+Fazla mı kirliyiz sanki...
- Biz fazla kirli değildik, biz fazla kirletildik sanki
- İlk darbe değil ki bu, Küçük kız. Neden koydu bu kadar?
+ Bilmiyorum, Acımasız. Her darbe sanki ilkmiş gibi. Alışamadım, bir türlü bende bu duruma.
- Alışmak zorundasın. Her darbe de yıkılırsan, hep yerde kalırsın.
- Dikkat çekeceksin, böyle yaparak, insanların sana bakmasını mı istiyorsun...Şu nefesini düzene sok, ellerinin de titremesine hakim ol, dikkat çekme.
+ Yine aynı şey. Ne b*k olduğunu da anlamıyorum ben, Acımasız.

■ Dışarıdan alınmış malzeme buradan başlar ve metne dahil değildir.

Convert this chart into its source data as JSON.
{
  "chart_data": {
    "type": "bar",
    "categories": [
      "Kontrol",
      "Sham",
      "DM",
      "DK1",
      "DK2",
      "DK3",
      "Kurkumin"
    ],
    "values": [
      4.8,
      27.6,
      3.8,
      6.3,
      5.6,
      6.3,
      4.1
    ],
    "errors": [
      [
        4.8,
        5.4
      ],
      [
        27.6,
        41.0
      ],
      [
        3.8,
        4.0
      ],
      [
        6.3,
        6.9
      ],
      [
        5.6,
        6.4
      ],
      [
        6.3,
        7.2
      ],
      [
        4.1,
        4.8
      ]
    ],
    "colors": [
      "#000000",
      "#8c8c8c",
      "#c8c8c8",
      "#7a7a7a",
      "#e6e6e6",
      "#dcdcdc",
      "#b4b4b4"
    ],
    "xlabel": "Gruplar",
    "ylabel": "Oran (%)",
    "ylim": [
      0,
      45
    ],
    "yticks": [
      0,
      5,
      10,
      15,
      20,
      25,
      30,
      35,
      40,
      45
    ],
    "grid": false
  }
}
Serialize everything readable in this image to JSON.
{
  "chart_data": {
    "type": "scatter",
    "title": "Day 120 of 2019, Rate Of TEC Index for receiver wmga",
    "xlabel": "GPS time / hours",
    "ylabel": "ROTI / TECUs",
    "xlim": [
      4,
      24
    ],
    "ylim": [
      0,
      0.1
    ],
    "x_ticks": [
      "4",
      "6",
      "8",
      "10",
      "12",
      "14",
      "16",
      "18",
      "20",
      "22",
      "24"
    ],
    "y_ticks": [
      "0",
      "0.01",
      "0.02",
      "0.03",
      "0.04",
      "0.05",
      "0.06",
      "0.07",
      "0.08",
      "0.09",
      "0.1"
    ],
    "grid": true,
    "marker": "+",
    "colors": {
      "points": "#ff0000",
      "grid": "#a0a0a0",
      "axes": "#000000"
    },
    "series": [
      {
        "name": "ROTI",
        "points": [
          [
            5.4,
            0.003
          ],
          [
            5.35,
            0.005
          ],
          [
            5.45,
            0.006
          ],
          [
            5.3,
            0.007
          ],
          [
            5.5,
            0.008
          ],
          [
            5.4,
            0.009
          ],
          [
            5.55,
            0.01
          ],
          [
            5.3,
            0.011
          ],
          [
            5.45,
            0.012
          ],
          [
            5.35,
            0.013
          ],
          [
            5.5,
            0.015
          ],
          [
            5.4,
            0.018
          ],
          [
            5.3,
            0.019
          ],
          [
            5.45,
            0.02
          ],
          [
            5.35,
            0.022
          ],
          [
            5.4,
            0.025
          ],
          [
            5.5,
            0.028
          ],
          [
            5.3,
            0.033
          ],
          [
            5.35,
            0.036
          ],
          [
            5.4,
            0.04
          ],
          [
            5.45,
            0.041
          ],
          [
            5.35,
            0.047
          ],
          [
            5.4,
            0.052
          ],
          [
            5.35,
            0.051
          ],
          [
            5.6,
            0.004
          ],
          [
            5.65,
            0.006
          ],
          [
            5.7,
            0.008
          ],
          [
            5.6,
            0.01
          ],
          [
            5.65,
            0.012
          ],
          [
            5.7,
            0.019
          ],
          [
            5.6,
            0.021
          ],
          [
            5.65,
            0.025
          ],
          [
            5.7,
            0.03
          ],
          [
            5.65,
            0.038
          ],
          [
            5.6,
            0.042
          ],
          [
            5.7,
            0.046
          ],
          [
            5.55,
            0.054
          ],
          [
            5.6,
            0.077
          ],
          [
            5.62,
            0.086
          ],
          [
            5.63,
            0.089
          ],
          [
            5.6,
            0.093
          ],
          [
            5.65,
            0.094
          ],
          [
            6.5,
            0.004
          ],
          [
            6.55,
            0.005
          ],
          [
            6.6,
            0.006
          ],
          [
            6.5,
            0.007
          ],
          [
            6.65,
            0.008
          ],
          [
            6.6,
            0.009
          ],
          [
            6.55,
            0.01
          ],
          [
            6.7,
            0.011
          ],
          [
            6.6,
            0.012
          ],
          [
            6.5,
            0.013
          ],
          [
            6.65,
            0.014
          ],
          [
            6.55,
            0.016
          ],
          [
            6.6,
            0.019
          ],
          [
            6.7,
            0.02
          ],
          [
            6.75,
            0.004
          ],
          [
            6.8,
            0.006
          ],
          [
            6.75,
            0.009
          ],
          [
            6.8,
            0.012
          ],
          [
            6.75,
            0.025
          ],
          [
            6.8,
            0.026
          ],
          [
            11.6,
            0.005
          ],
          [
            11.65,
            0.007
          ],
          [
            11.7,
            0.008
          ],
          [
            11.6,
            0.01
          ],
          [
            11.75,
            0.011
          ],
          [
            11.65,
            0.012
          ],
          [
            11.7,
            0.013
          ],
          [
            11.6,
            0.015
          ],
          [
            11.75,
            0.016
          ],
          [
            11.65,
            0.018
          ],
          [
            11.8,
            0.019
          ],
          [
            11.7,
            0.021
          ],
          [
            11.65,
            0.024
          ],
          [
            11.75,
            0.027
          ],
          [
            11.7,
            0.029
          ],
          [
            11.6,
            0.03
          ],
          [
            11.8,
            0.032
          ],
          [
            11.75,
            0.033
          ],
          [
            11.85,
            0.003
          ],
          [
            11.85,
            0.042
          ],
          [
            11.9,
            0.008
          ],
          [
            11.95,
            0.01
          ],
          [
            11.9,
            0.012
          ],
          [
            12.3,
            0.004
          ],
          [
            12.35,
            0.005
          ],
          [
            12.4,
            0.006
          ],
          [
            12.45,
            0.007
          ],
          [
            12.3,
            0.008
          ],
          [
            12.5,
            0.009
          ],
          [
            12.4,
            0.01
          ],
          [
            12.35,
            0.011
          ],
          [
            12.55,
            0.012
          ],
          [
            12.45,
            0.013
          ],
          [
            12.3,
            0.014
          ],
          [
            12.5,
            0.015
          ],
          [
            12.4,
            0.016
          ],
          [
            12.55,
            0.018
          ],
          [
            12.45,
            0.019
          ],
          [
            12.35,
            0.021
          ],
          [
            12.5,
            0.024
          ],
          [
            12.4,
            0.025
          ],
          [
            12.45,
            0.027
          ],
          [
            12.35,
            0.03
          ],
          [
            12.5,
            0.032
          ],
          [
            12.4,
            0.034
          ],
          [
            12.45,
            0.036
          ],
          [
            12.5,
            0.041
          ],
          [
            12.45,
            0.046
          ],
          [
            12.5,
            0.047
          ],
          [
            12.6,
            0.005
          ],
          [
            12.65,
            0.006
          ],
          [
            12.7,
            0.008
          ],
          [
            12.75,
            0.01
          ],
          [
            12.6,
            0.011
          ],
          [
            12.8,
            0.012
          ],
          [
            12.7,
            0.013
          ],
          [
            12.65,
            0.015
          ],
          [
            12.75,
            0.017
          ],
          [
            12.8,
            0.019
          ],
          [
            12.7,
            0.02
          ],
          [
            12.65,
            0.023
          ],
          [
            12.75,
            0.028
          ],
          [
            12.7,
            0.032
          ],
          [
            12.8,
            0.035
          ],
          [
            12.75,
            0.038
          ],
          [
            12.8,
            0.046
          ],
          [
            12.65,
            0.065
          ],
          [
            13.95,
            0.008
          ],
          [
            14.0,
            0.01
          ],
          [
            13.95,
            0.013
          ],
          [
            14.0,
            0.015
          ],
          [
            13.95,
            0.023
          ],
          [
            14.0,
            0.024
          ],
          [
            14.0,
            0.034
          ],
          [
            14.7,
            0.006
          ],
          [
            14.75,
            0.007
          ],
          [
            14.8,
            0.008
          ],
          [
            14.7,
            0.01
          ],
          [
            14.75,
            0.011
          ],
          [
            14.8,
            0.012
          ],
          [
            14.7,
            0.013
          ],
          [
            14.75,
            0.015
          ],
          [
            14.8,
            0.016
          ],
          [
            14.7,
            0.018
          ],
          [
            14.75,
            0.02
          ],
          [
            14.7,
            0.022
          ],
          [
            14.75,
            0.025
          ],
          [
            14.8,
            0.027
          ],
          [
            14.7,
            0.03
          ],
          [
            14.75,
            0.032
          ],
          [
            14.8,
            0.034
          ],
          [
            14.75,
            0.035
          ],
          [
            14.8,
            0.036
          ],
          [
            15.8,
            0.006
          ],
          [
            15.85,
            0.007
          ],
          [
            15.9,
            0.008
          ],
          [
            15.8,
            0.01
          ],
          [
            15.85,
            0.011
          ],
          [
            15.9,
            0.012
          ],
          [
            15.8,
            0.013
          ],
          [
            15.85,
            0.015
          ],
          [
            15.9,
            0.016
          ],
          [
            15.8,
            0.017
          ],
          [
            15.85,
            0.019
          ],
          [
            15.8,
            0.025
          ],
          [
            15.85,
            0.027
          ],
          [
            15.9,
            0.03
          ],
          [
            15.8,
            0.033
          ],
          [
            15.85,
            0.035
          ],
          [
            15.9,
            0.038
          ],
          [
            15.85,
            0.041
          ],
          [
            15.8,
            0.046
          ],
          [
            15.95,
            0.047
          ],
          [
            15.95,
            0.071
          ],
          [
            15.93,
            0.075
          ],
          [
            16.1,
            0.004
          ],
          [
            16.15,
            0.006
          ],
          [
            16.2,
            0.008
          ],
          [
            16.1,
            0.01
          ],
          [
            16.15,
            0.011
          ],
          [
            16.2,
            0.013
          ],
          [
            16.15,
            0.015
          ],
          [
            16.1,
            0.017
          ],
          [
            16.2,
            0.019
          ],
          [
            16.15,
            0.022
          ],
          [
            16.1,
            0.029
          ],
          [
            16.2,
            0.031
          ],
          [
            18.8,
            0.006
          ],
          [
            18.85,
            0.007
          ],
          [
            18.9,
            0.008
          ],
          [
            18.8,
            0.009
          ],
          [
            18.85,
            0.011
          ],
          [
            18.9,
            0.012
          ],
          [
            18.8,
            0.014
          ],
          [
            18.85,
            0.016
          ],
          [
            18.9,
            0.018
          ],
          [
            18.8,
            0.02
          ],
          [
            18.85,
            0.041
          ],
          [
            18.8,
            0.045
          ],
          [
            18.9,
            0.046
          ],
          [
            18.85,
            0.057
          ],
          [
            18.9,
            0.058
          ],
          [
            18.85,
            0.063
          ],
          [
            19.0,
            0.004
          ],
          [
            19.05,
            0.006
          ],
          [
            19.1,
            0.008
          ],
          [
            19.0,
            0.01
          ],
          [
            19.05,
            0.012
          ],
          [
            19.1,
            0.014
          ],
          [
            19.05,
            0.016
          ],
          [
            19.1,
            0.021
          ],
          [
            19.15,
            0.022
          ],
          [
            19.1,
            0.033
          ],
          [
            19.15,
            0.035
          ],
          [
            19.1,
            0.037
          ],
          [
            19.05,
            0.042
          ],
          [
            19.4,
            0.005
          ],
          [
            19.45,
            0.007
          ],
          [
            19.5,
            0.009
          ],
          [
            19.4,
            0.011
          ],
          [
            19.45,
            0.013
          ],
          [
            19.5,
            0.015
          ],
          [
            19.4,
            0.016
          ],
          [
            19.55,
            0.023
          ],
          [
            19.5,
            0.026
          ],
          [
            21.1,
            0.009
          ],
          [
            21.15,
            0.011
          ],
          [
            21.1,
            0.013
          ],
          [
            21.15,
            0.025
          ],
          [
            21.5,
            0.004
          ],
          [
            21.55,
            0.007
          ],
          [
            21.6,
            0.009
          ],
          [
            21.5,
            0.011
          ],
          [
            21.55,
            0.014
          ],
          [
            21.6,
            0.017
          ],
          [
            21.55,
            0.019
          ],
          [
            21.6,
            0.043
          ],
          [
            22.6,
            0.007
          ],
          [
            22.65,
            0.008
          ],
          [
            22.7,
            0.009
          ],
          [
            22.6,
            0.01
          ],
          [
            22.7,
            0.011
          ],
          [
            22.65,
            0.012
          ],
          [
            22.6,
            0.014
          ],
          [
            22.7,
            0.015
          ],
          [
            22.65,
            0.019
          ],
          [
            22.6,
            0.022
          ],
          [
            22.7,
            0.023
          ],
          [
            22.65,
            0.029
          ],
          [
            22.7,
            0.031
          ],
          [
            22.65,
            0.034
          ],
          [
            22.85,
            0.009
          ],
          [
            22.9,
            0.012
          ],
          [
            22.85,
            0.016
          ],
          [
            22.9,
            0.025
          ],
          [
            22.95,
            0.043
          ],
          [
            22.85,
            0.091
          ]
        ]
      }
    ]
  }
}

- Giden biri özlemekten, korkmuyor demektir. Kalan da alışır.
+ Ya giden, zorundaysa...
- Kader. Elden bir şey gelmez. Fazla can yanmasın. Sessiz bir veda yeterli. Kalanda kessin, sesini, giden de. Karşılıklı hataların, sonucuna katlansın, ikiside.
+ Fazla karmaşık...
- Küçük kız, gitmen gerek.
+ Biliyorum ama yorgunum ben, Acımasız.
- Bu kimsenin umurunda mı?
+ Sanmam. En iyisi gidelim biz, Acımasız.
+ Acımasız, içimi bilselerdi, öyle demezlerdi değil mi?
- Kimi gördüklerine göre değişir düşünceleri... Kafanın içinde ki karanlığı unutma.
+ Öyle, Acımasız. Seni, gördüklerini düşünsene. Bu daha kötü olurdu. Onlar sadece senin yansımanı görüyor.
+ Battım ben galiba, Acımasız. Çıkamıyorum. Nefes alamıyorum, burda.
- Küçük kız, sen hiç batan geminin, kaptanının kurtulduğunu duydun mu?
+ Duymadım, batan gemiden sağ çıkan olmaz ama ben yaşıyorum. Nefes zor alıyorum ama nabzım atıyor.
- Umut var mı, deme bana küçük kız... Sakın deme
+ Hiç akıllanmaz. Bu küçük kız değil mi, Acımasız?
- Hiç akıllanmaz ama sonu kötü biter, hep. Küçük kız, iyi bir kaptan değilsin sen, demek ki. Artık bırak kaptanlığı. Gemi değiştirmekten vazgeç. Hep batıyorsun.
+ Akıllandım ama Acımasız. Evet, bence de nefesim kesilen kadar durmalıyım, öylece.